Once, in school, I had project day wherein all our projects are displayed while we explain our own. My parents were not able to attend that particular day but we were supposed to get my driver to pick us up from school. We lived only a few streets away from school yet we had a main road to cross so they wouldn’t let us go alone. I was dressed up as “ Sarojini Naidu. I was in the 5th standard. :))) I was wearing a saree. So the day got over as fast as it could. Everyone loved my recitation about Sarojini Naidu. So I went down to get my youngest sister from her class Pre-KG. I was waiting along with her for our car. What I learnt from the watchman was that the driver had gone with my other sister and had asked me to wait there with Gayu, my youngest sister. It was almost for 20 minutes, I waited along with her. My sister was almost in tears because she was hungry. I gave her some water yet she was looking so troubled. So I took my chances, took the saree off me because I couldn’t walk with it. Of course I had my shorts and t-shirt under it. So I took hold of my sister’s hand and crossed the road on my own gripping that little thing’s hand to hard and walked home.

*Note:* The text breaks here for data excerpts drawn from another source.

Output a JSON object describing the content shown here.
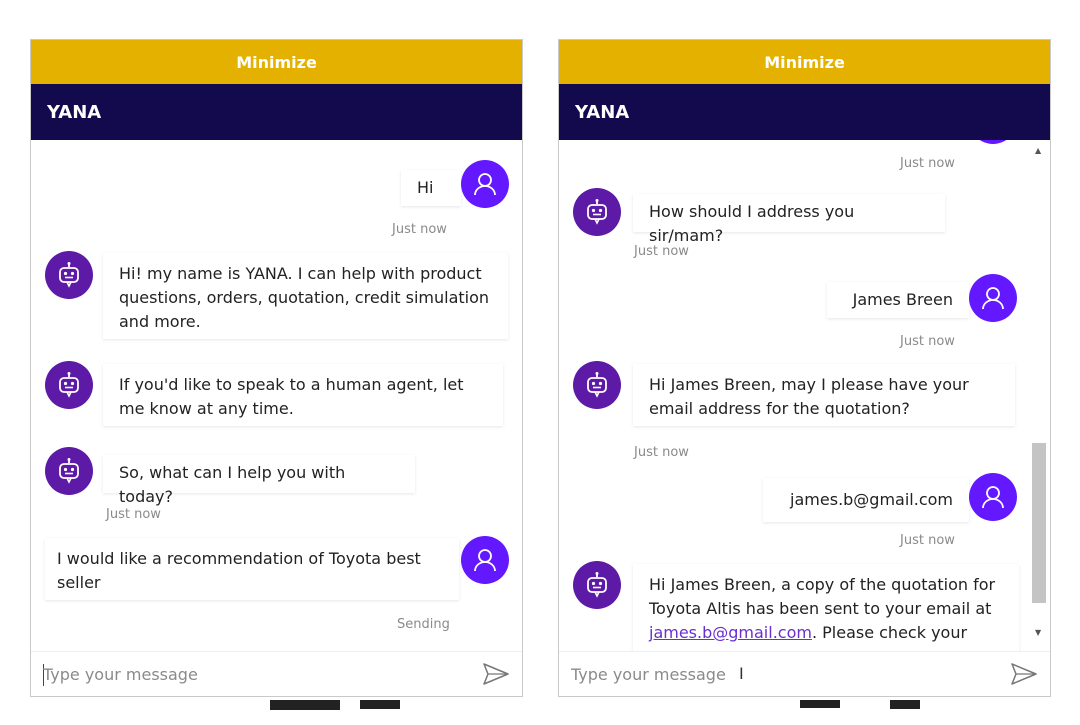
{
  "left": {
    "minimize": "Minimize",
    "title": "YANA",
    "messages": {
      "m1": "Hi",
      "t1": "Just now",
      "m2": "Hi! my name is YANA. I can help with product questions, orders, quotation, credit simulation and more.",
      "m3": "If you'd like to speak to a human agent, let me know at any time.",
      "m4": "So, what can I help you with today?",
      "t4": "Just now",
      "m5": "I would like a recommendation of Toyota best seller",
      "t5": "Sending"
    },
    "input_placeholder": "Type your message"
  },
  "right": {
    "minimize": "Minimize",
    "title": "YANA",
    "messages": {
      "t0": "Just now",
      "m1": "How should I address you sir/mam?",
      "t1": "Just now",
      "m2": "James Breen",
      "t2": "Just now",
      "m3": "Hi James Breen, may I please have your email address for the quotation?",
      "t3": "Just now",
      "m4": "james.b@gmail.com",
      "t4": "Just now",
      "m5_pre": "Hi James Breen, a copy of the quotation for Toyota Altis has been sent to your email at",
      "m5_link": "james.b@gmail.com",
      "m5_post": ".  Please check your"
    },
    "input_placeholder": "Type your message"
  },
  "colors": {
    "minimize_bar": "#e4b100",
    "title_bar": "#120a4c",
    "user_avatar": "#6418ff",
    "bot_avatar": "#5c1aa6"
  },
  "icons": {
    "user": "user-icon",
    "bot": "bot-icon",
    "send": "send-icon",
    "scroll_up": "scroll-up-arrow-icon",
    "scroll_down": "scroll-down-arrow-icon"
  }
}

When I got home, my sister was too scared that she hugged me till mom came. Which was so sweet and I felt proud being the eldest. Obviously, the driver didn’t see us walking so he had waited and searched for us. Came back home to find us in our neighbour’s house. I was in trouble to take such a risk but I had to because my sister was almost crying. And it was worth it because of the hug from her which was priceless. :)) Now, time has changed. She has grown bigger and taller than me. She has her own teen issues to deal with and all the sisterly fights we have. She has fought with me and we aren’t talking to each other for about 5 months now yet I see her everyday. I miss that hugging sister who was looking at me as if that her life depended on me. After all, I am her BIG sister. I miss her.. My mom would always keep reminding about this incident whenever she had a chance. One moment which is so close to my heart. I wouldn’t let go off her hand ever..:)) Some things can never be replaced.
PS: That’s her.. GAYATHREE… My youngest sister.